During the Cold War was it not American Jewry, especially Democrats, who were among the most vocal against the tyranny of the former Soviet Union against Soviet Jewry and opponents of the Soviet Communist regime? Weren’t American Jews among those who voiced support and stood with Polish Solidarity union activists during their protest against the Communist Polish regime in the early 1980s? Were American Jews not among the many that stood shoulder to shoulder with Nelson Mandela and his freedom movement against the oppressive apartheid system in South Africa? Did Rabbi Abraham Joshua Heschel and other American Jewish activists not march arm in arm with Dr. Martin Luther King Jr. and champion the Civil Rights Movement? And even today, many American Jewish congregations have taken on volunteerism to fight homelessness and protested against racial bigotry in their own cities.
Therefore it is imperative that this long and proud tradition of support for real social justice movements must continue and be carried forward by American Jews for the plight of average Iranian citizens seeking greater freedoms in their country despite the repression they have faced from their radical Islamic regime. We cannot and we must not remain silent and on the sidelines while innocent men, women and even children are beaten and slaughtered in the streets of Iranian cities just for protesting against a corrupt government that has done nothing to improve their lives but instead spent their country’s wealth on funding terrorist groups throughout the Middle East.
“Never Again” Applies To Iran’s Ayatollahs
We as Jews are a people who for millennia have faced unspeakable violence, hatred, injustice, pogroms and even genocide. As a result, we have always spoken out in every part of the world in support of those who were downtrodden and oppressed. Today our support of the peace-loving people of Iran would be no different.
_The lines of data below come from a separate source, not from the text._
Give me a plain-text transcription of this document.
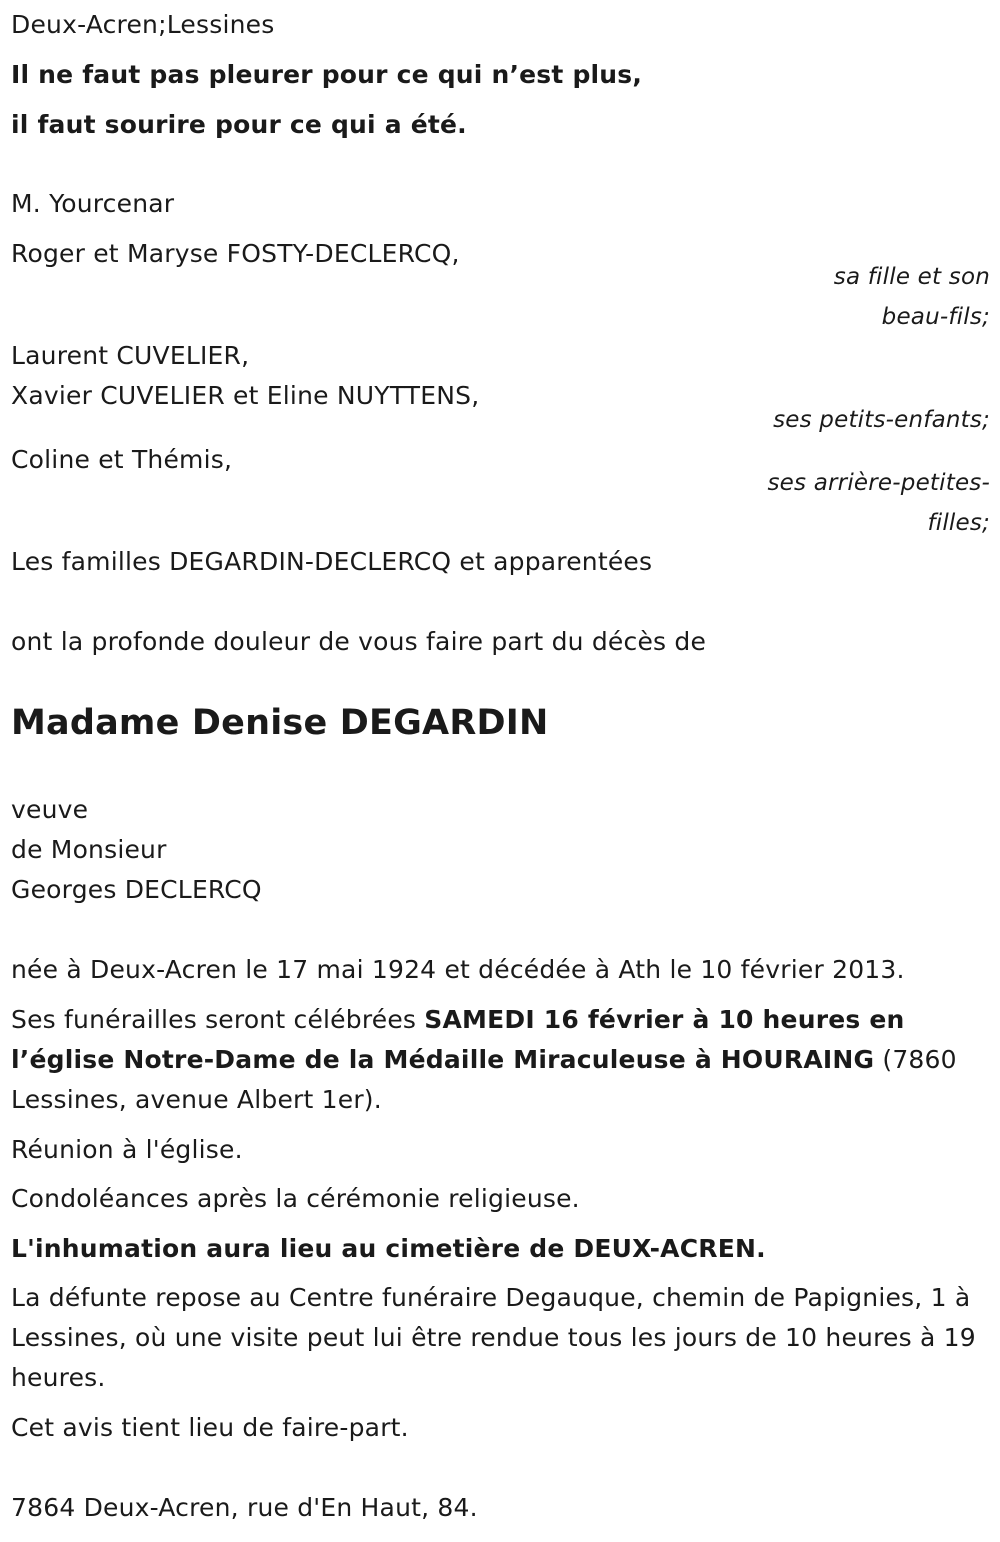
Deux-Acren;Lessines
Il ne faut pas pleurer pour ce qui n’est plus,
il faut sourire pour ce qui a été.
M. Yourcenar
Roger et Maryse FOSTY-DECLERCQ,
sa fille et son
beau-fils;
Laurent CUVELIER,
Xavier CUVELIER et Eline NUYTTENS,
ses petits-enfants;
Coline et Thémis,
ses arrière-petites-
filles;
Les familles DEGARDIN-DECLERCQ et apparentées
ont la profonde douleur de vous faire part du décès de
Madame Denise DEGARDIN
veuve
de Monsieur
Georges DECLERCQ
née à Deux-Acren le 17 mai 1924 et décédée à Ath le 10 février 2013.
Ses funérailles seront célébrées SAMEDI 16 février à 10 heures en l’église Notre-Dame de la Médaille Miraculeuse à HOURAING (7860 Lessines, avenue Albert 1er).
Réunion à l'église.
Condoléances après la cérémonie religieuse.
L'inhumation aura lieu au cimetière de DEUX-ACREN.
La défunte repose au Centre funéraire Degauque, chemin de Papignies, 1 à Lessines, où une visite peut lui être rendue tous les jours de 10 heures à 19 heures.
Cet avis tient lieu de faire-part.
7864 Deux-Acren, rue d'En Haut, 84.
How much longer can we stand idle and not speak up while the regime in Iran not only slaughters and imprisons its own citizens, but whose leaders constantly deny the Holocaust and call for a second annihilation against our people in Israel?
More importantly for Jews and non-Jews who love peace and abhor war, standing in solidarity with the people of Iran who oppose the Ayatollah regime today is a moral and just thing to support because it avoids unnecessary conflict between nations when the people of Iran will eventually overthrow their country’s oppressive leaders. Unlike their repressive regime, the vast majority of people in Iran harbor no hate for Jews nor Americans and any other group. Most average Iranians are perhaps some of the most peace-loving, hospitable and kind individual you may ever come across.
We as American Jews, Ashkenazi and Mizrahi, conservative and liberal, secular and religious, have a duty to speak with one voice for freedom and in support of those innocents in Iran who want to liberate their own country from a repressive regime. We as American Jews must today recall the gift of freedom the ancient Persian king, Cyrus the Great. He granted us freedom from the bondage of Babylonian captivity 2,700 years ago and in turn today we must stand with his descendants in Iran who are seeking international support to free themselves from the yoke of radical Islamic bondage and oppression. All American Jews, especially those on the left who believe in championing social justice and freedom movements, must speak out against the human rights abuses that the current Iranian regime has unleashed for more than four decades against the innocent people of Iran.